Service members, or “Coasties,” should also see more options for child care, better access to affordable housing, and expanded opportunities for medical care and education as they fulfill their mission to protect ports and waterways and secure the maritime economy, according to the Coast Guard Authorization Act for fiscal years 2022 and 2023.
The bill would authorize $14.94 billion for the service for fiscal year 2023, which begins Oct. 1. That would equate to a 21.5% budget increase over fiscal year 2021. The Senate Commerce, Science, and Transportation Committee overwhelmingly advanced the legislation Wednesday.
“In my opinion, the Coast Guard is often overlooked on many issues – funding, support, retirement…I am pleased to say that this bill makes good progress in a few areas that will bring the Coast Guard to what the other service in the military,” Sullivan said.
The Coast Guard is the only military branch that falls outside the jurisdiction of the Department of Defense and instead operates in peacetime under the Department of Homeland Security. In wartime, it may be transferred to the Navy by order of the President or Congress.
Lawmakers said they were also prioritizing efforts to end illegal fishing and forced labor on the high seas, acts largely committed by China. The bill calls for new enforcement and coordination to catch illegal fishermen and provides new training for Coast Guard personnel to identify instances of oppressive child labor in the international fishing industry.
Another top priority is to improve the Coast Guard’s response to oil spills across the country, said Sen. Maria Cantwell, D-Wash., chair of the committee. The legislation requires the creation of a new program to improve response operations and a national study of regional and local oil spill response plans and their effectiveness.
The size of the Coast Guard will remain the same as in previous years, with an active force of 44,500 people, according to the bill.
Service members are set to see several new benefits under the legislation.
The Coast Guard’s Child Care Grant Program will receive a 56% funding increase, giving families more help paying for nannies or other types of child care. A new pilot program would help families with fertility treatments while another will allow members to request a transfer to accommodation near fertility treatment facilities.
Lawmakers are pushing the Coast Guard to improve access to affordable housing, pointing to skyrocketing costs in coastal communities where units are often based.
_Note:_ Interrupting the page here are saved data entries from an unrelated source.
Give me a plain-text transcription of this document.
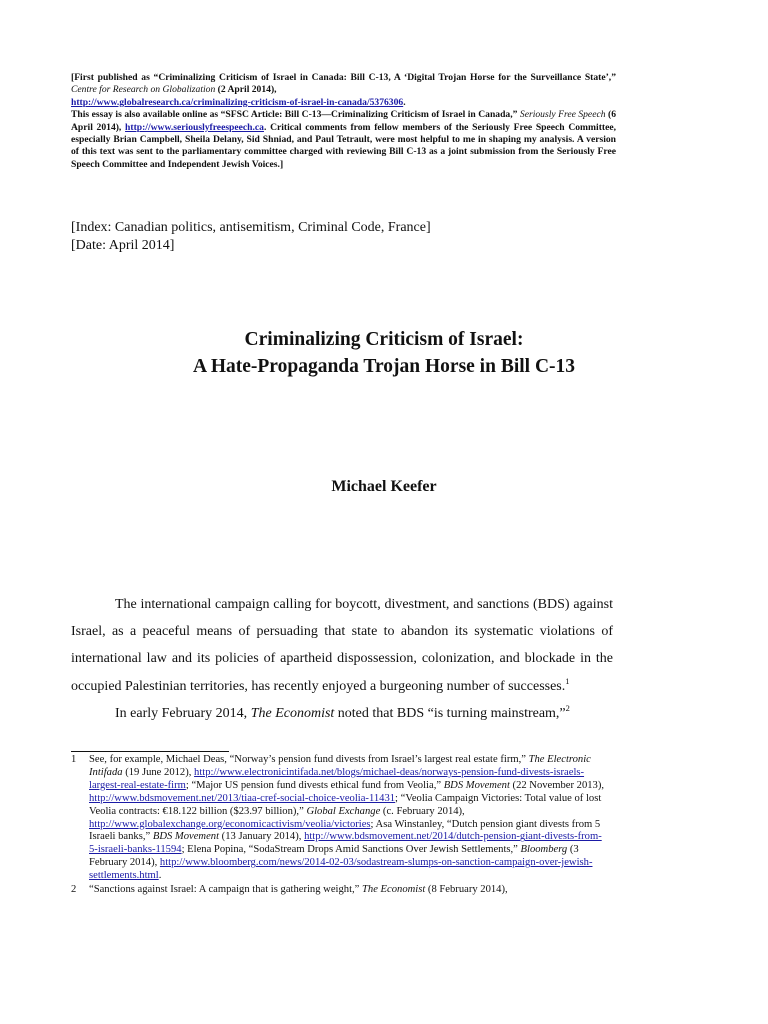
[First published as “Criminalizing Criticism of Israel in Canada: Bill C-13, A ‘Digital Trojan Horse for the Surveillance State’,” Centre for Research on Globalization (2 April 2014),
http://www.globalresearch.ca/criminalizing-criticism-of-israel-in-canada/5376306.
This essay is also available online as “SFSC Article: Bill C-13—Criminalizing Criticism of Israel in Canada,” Seriously Free Speech (6 April 2014), http://www.seriouslyfreespeech.ca. Critical comments from fellow members of the Seriously Free Speech Committee, especially Brian Campbell, Sheila Delany, Sid Shniad, and Paul Tetrault, were most helpful to me in shaping my analysis. A version of this text was sent to the parliamentary committee charged with reviewing Bill C-13 as a joint submission from the Seriously Free Speech Committee and Independent Jewish Voices.]
[Index: Canadian politics, antisemitism, Criminal Code, France]
[Date: April 2014]
Criminalizing Criticism of Israel:
A Hate-Propaganda Trojan Horse in Bill C-13
Michael Keefer

The international campaign calling for boycott, divestment, and sanctions (BDS) against Israel, as a peaceful means of persuading that state to abandon its systematic violations of international law and its policies of apartheid dispossession, colonization, and blockade in the occupied Palestinian territories, has recently enjoyed a burgeoning number of successes.$^1$

In early February 2014, The Economist noted that BDS “is turning mainstream,”$^2$

1 See, for example, Michael Deas, “Norway’s pension fund divests from Israel’s largest real estate firm,” The Electronic Intifada (19 June 2012), http://www.electronicintifada.net/blogs/michael-deas/norways-pension-fund-divests-israels-largest-real-estate-firm; “Major US pension fund divests ethical fund from Veolia,” BDS Movement (22 November 2013), http://www.bdsmovement.net/2013/tiaa-cref-social-choice-veolia-11431; “Veolia Campaign Victories: Total value of lost Veolia contracts: €18.122 billion ($23.97 billion),” Global Exchange (c. February 2014), http://www.globalexchange.org/economicactivism/veolia/victories; Asa Winstanley, “Dutch pension giant divests from 5 Israeli banks,” BDS Movement (13 January 2014), http://www.bdsmovement.net/2014/dutch-pension-giant-divests-from-5-israeli-banks-11594; Elena Popina, “SodaStream Drops Amid Sanctions Over Jewish Settlements,” Bloomberg (3 February 2014), http://www.bloomberg.com/news/2014-02-03/sodastream-slumps-on-sanction-campaign-over-jewish-settlements.html.
2 “Sanctions against Israel: A campaign that is gathering weight,” The Economist (8 February 2014),
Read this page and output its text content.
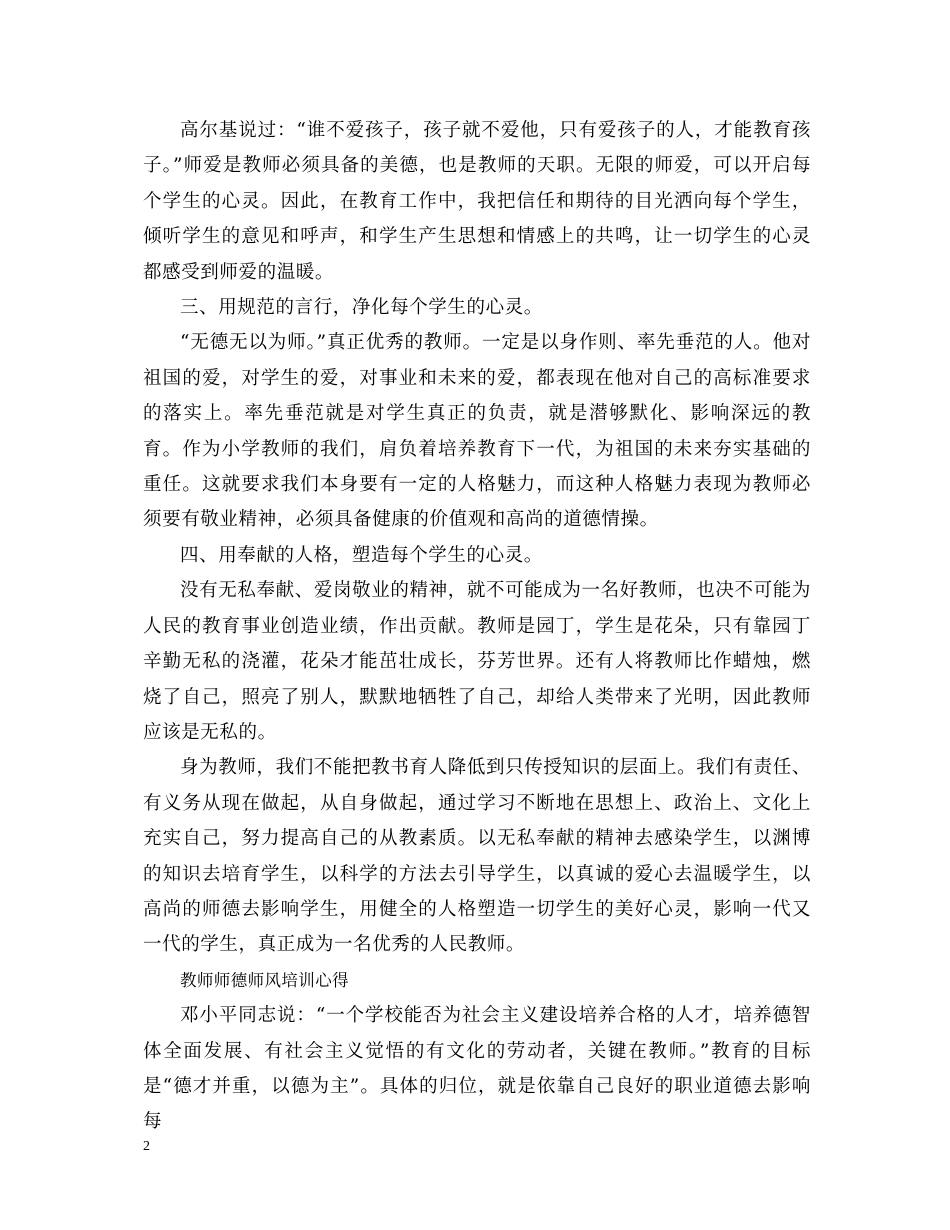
高尔基说过：“谁不爱孩子，孩子就不爱他，只有爱孩子的人，才能教育孩子。”师爱是教师必须具备的美德，也是教师的天职。无限的师爱，可以开启每个学生的心灵。因此，在教育工作中，我把信任和期待的目光洒向每个学生，倾听学生的意见和呼声，和学生产生思想和情感上的共鸣，让一切学生的心灵都感受到师爱的温暖。

三、用规范的言行，净化每个学生的心灵。

“无德无以为师。”真正优秀的教师。一定是以身作则、率先垂范的人。他对祖国的爱，对学生的爱，对事业和未来的爱，都表现在他对自己的高标准要求的落实上。率先垂范就是对学生真正的负责，就是潜够默化、影响深远的教育。作为小学教师的我们，肩负着培养教育下一代，为祖国的未来夯实基础的重任。这就要求我们本身要有一定的人格魅力，而这种人格魅力表现为教师必须要有敬业精神，必须具备健康的价值观和高尚的道德情操。

四、用奉献的人格，塑造每个学生的心灵。

没有无私奉献、爱岗敬业的精神，就不可能成为一名好教师，也决不可能为人民的教育事业创造业绩，作出贡献。教师是园丁，学生是花朵，只有靠园丁辛勤无私的浇灌，花朵才能茁壮成长，芬芳世界。还有人将教师比作蜡烛，燃烧了自己，照亮了别人，默默地牺牲了自己，却给人类带来了光明，因此教师应该是无私的。

身为教师，我们不能把教书育人降低到只传授知识的层面上。我们有责任、有义务从现在做起，从自身做起，通过学习不断地在思想上、政治上、文化上充实自己，努力提高自己的从教素质。以无私奉献的精神去感染学生，以渊博的知识去培育学生，以科学的方法去引导学生，以真诚的爱心去温暖学生，以高尚的师德去影响学生，用健全的人格塑造一切学生的美好心灵，影响一代又一代的学生，真正成为一名优秀的人民教师。

教师师德师风培训心得

邓小平同志说：“一个学校能否为社会主义建设培养合格的人才，培养德智体全面发展、有社会主义觉悟的有文化的劳动者，关键在教师。”教育的目标是“德才并重，以德为主”。具体的归位，就是依靠自己良好的职业道德去影响每

2
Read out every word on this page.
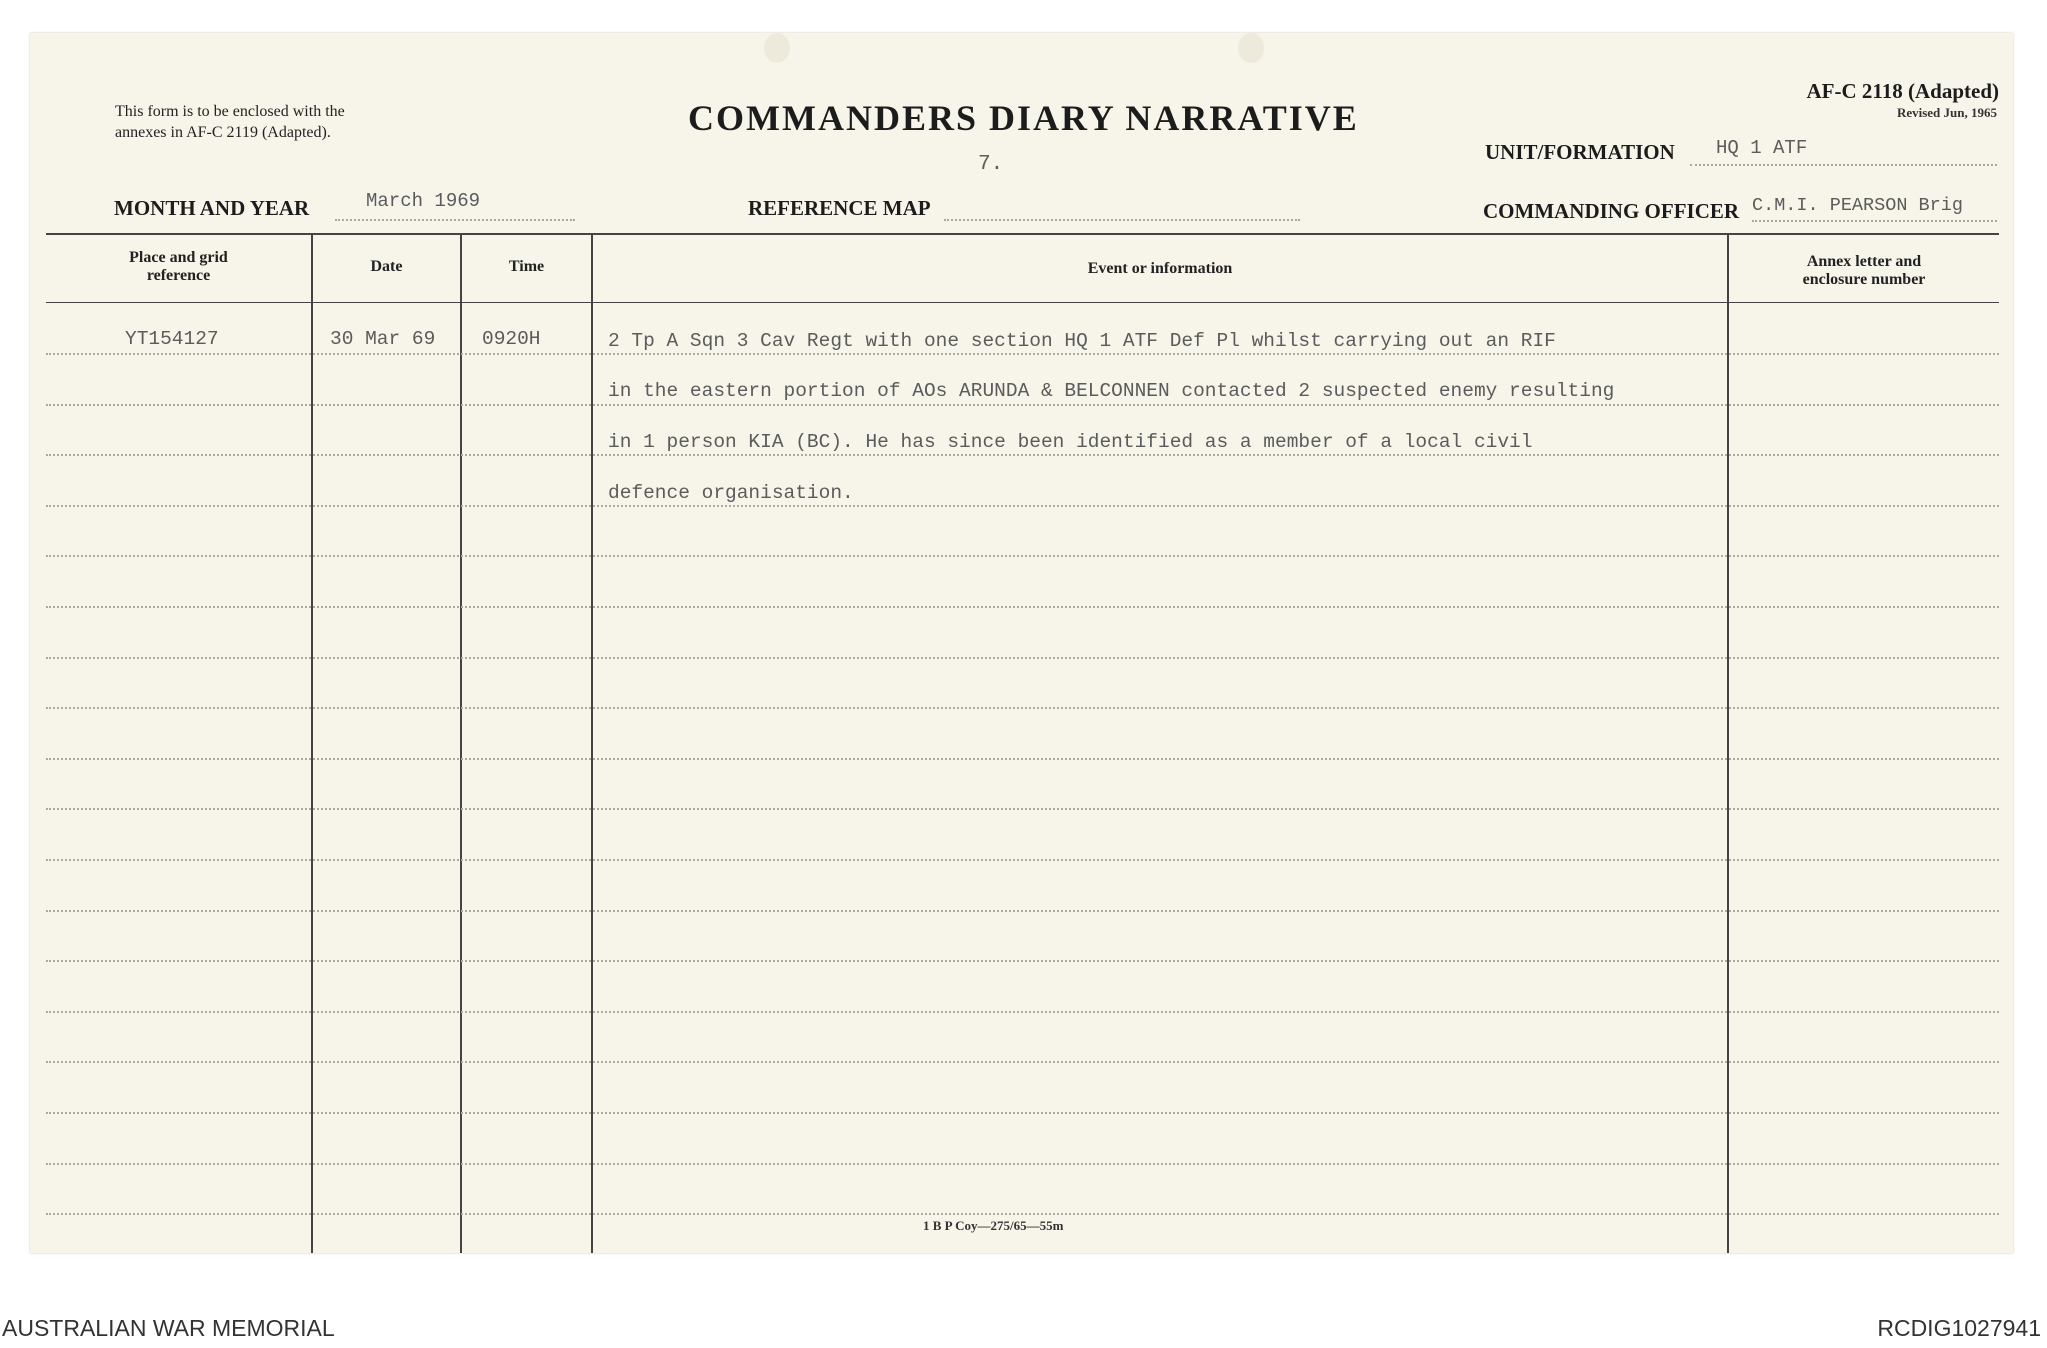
This form is to be enclosed with the
annexes in AF-C 2119 (Adapted).	COMMANDERS DIARY NARRATIVE
7.
AF-C 2118 (Adapted)
Revised Jun, 1965
UNIT/FORMATION HQ 1 ATF
MONTH AND YEAR	March 1969	REFERENCE MAP	COMMANDING OFFICER C.M.I. PEARSON Brig
Place and grid
reference
Date	Time	Event or information	Annex letter and
enclosure number
YT154127	30 Mar 69 0920H	2 Tp A Sqn 3 Cav Regt with one section HQ 1 ATF Def Pl whilst carrying out an RIF
in the eastern portion of AOs ARUNDA & BELCONNEN contacted 2 suspected enemy resulting
in 1 person KIA (BC). He has since been identified as a member of a local civil
defence organisation.
1 B P Coy—275/65—55m
AUSTRALIAN WAR MEMORIAL	RCDIG1027941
The national housing shortage, aging Coast Guard housing and short-term vacation rentals have left many families with no choice, the senators said, and the Coast Guard must study and develop a workable plan to address the problem. .
The Coast Guard would also be required to develop a 10-year strategy to increase diversity within its ranks and establish a partnership program with an institution serving underrepresented communities, according to the bill. A study last year found that the representation of women and minorities decreased as rank rose.
“These demographics are largely the cumulative effect of the department’s personnel system in which the pool of potential senior leaders shrinks at each stage of the career lifecycle, as well as the number of applicants from underrepresented groups. “, according to Rand Corp., the study of the study. author.
Further legislative measures are planned to improve military access to medical care and training. The bill establishes a behavioral health policy for the Coast Guard and authorizes research into expanding telemedicine to remote stations such as Cape Disappointment in Washington state.
Another provision increases limits on the number of members who can enroll in postgraduate programs, in an effort to increase the number of Coast Guard members who train in the medical field.
The senators said they are also seeking to crack down on sexual assault, within the Coast Guard and the shipping industry. Their bill would expand penalties for failing to report sexual assault and harassment at sea and give the Coast Guard the power to revoke the credentials of sailors who have committed certain sex crimes.
An additional provision establishes a process for mariners to report crimes to the Coast Guard.
“Despite the lack of resources, our men and women of the Coast Guard continue to fulfill their mission of saving American lives, protecting our homeland and ensuring the safety of maritime transport,” said Sen. Roger Wicker, R-Miss . “This bill would provide substantial support to these men and women.